知人にいのししの肉を大量に頂きました。恐らくもも肉でしょう。
猟師さんが撃った野生のもののようです。
いのししといえば、僕が設計の修行一年生の時、棟梁が猟師を趣味というか、そちらを人生の最優先事項として働く人でした。
自宅で一度すき焼きをごちそうになった後に、狩猟の本拠地である実家におじゃましてちょっとしたパーティーもしました。
その村は当時、本州で一番人口の少ない村で、平家の落武者伝説がある上に、花祭りという古くから伝わる祭りも残っている豊根村というところでした。
築200年の大きな農家の囲炉裏で猟師の自慢話を散々聞いて、(内緒で猟銃も撃たせてもらって)、それはそれは楽しい一日でした。
海の見えるところで育った僕としては、鉄砲で獣を撃つということを楽しみとする人に会うのははじめてのことでしたし、そこの生活に足を踏み入れることもはじめてのこと。
日本の生活文化の奥深さを体験したのです。
今回の肉の件。
とりあえず1/3ほど解凍して、いろいろチャレンジすることにしました。
先ずは焼肉。
堅い。匂いがやはり気になる。
次に醤油と酒と砂糖で煮込む。
血が滴っていたので、水から茹でてアクがわっと出てきたらザルにあけて、その後煮込む。赤唐辛子とにんにくを入れたら、まことに美味しくなりました。
今日はカレー。
下ゆでしたら、そうはいっても肉の旨味が出て行ってると思うので、ザルにあけて洗った後、赤ワインに漬け込む。

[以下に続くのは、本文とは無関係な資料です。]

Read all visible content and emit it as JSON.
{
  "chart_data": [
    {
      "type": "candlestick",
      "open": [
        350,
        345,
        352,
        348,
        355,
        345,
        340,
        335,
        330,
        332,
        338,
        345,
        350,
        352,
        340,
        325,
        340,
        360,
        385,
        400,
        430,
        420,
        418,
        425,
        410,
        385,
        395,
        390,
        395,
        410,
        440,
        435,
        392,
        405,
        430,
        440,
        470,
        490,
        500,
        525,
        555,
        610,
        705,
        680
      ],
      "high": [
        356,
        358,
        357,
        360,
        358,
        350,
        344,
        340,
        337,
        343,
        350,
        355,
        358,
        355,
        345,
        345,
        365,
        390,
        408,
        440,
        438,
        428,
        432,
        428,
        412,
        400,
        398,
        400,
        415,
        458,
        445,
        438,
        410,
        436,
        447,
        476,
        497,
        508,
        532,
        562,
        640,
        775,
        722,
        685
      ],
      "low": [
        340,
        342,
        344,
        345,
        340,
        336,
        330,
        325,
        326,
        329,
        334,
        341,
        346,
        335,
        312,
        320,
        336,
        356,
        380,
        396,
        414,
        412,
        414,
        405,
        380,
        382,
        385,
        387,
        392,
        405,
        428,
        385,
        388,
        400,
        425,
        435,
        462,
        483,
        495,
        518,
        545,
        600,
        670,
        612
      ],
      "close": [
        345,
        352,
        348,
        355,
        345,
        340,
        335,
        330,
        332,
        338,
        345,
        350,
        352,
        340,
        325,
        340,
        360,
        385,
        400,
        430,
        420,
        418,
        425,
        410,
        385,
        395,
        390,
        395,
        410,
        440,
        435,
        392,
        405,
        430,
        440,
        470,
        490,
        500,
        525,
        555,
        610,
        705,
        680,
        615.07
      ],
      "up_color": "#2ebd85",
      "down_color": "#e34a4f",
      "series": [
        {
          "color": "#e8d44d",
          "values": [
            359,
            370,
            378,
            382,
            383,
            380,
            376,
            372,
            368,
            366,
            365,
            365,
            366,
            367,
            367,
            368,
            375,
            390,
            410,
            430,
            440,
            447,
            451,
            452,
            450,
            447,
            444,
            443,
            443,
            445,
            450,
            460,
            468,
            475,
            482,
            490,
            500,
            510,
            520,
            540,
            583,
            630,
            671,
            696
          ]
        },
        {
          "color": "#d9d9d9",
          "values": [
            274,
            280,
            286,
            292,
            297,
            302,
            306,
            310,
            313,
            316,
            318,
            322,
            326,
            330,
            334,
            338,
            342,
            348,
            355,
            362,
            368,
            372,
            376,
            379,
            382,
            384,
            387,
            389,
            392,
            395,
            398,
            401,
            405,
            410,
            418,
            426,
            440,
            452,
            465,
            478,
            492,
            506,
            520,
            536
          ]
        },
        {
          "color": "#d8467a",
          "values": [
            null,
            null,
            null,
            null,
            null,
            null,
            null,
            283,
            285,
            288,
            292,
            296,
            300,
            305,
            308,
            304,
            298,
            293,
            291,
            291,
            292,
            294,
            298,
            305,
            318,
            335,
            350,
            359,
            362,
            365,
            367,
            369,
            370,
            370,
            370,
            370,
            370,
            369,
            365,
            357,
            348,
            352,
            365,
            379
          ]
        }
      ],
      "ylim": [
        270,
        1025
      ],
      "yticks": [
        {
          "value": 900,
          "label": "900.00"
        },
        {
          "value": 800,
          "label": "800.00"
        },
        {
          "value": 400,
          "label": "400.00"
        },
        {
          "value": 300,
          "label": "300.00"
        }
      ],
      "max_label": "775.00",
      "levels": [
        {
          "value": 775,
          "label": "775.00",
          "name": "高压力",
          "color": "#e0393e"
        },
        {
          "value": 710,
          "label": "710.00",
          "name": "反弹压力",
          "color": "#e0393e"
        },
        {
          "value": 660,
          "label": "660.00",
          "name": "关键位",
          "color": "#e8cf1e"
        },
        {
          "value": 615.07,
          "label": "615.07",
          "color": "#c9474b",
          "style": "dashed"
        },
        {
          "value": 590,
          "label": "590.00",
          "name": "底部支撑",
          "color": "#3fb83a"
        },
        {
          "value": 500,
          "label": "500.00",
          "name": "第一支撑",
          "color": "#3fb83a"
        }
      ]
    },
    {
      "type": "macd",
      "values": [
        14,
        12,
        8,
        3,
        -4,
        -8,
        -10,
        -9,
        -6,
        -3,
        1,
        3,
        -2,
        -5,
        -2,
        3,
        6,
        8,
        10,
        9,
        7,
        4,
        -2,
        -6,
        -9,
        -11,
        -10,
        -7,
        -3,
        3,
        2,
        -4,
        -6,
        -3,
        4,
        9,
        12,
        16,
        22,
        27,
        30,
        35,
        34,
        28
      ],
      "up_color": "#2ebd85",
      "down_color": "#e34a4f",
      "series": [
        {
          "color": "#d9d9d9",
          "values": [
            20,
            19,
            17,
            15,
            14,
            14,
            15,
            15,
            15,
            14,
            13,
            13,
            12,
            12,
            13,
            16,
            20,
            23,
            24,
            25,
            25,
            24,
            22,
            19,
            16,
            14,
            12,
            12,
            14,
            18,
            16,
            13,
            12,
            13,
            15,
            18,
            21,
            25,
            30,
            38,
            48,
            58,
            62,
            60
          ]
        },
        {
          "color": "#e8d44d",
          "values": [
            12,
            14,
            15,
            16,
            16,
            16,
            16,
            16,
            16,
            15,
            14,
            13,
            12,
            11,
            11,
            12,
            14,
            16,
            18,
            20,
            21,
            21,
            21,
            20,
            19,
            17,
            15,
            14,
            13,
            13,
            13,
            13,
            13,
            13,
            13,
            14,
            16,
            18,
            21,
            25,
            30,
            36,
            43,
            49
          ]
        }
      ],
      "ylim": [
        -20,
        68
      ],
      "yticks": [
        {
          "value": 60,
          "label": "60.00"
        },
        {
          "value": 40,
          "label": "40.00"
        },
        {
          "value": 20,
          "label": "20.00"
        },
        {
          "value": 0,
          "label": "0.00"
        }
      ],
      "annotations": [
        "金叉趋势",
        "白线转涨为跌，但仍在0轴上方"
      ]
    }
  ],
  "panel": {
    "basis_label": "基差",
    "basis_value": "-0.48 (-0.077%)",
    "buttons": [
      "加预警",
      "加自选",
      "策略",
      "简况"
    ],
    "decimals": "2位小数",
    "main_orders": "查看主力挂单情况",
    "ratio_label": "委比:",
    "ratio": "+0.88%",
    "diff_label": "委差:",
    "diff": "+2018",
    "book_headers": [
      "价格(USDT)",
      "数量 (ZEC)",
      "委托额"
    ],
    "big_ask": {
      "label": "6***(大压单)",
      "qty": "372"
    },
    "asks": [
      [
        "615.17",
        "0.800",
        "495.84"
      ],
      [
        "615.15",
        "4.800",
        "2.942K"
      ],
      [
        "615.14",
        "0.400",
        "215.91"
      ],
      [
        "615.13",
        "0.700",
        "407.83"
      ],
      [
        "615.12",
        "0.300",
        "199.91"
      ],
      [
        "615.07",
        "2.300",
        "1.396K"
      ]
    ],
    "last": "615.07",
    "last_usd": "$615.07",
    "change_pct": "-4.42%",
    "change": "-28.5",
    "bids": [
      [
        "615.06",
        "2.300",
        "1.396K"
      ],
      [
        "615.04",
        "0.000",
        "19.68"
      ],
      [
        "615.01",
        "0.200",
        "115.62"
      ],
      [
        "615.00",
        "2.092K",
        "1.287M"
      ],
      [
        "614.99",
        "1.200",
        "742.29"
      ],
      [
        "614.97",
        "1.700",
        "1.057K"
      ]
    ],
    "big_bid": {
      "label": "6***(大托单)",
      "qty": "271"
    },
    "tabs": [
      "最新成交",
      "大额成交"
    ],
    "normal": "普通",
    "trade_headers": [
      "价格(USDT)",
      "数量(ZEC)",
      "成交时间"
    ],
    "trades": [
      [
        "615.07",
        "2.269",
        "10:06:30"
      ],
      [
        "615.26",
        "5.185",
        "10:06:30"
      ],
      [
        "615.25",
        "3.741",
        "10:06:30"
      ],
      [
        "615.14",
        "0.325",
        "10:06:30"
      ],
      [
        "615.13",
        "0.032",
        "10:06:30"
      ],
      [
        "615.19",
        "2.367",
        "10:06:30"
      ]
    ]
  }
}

そして野菜と炒めて圧力鍋で煮込む。そしてルーを投入。臭みもなく、硬くもなく美味しくなりました。
野生の肉であるということ以上に、肉の中の毛細管に血が残ってるというところが、臭いと敬遠される理由なのでしょう。
豚や牛など普通の肉は、心臓が動いてる状態で血抜きをするそうです。心臓のポンプの力で血を絞り出す仕組みのようです。
猟の場合は、恐らく確実に仕留めてからさばくことになると思うので、完全には血は抜けないのでしょう。
それで、下ゆでの工程を入れることで、かなり食べやすくなったということだと思います。
海が見えるところで育っていながら釣りもほとんどやらずに育ってきたので、食材として直接命をいただく経験はほとんどないのですが、今回は試行錯誤の過程で実験的に料理の研究ができるということとあわせて、野生の命をいただくということが経験できたので非常にありがたい。
野菜も含めてですが、なかなか命をいただくという感覚は日頃持てないので。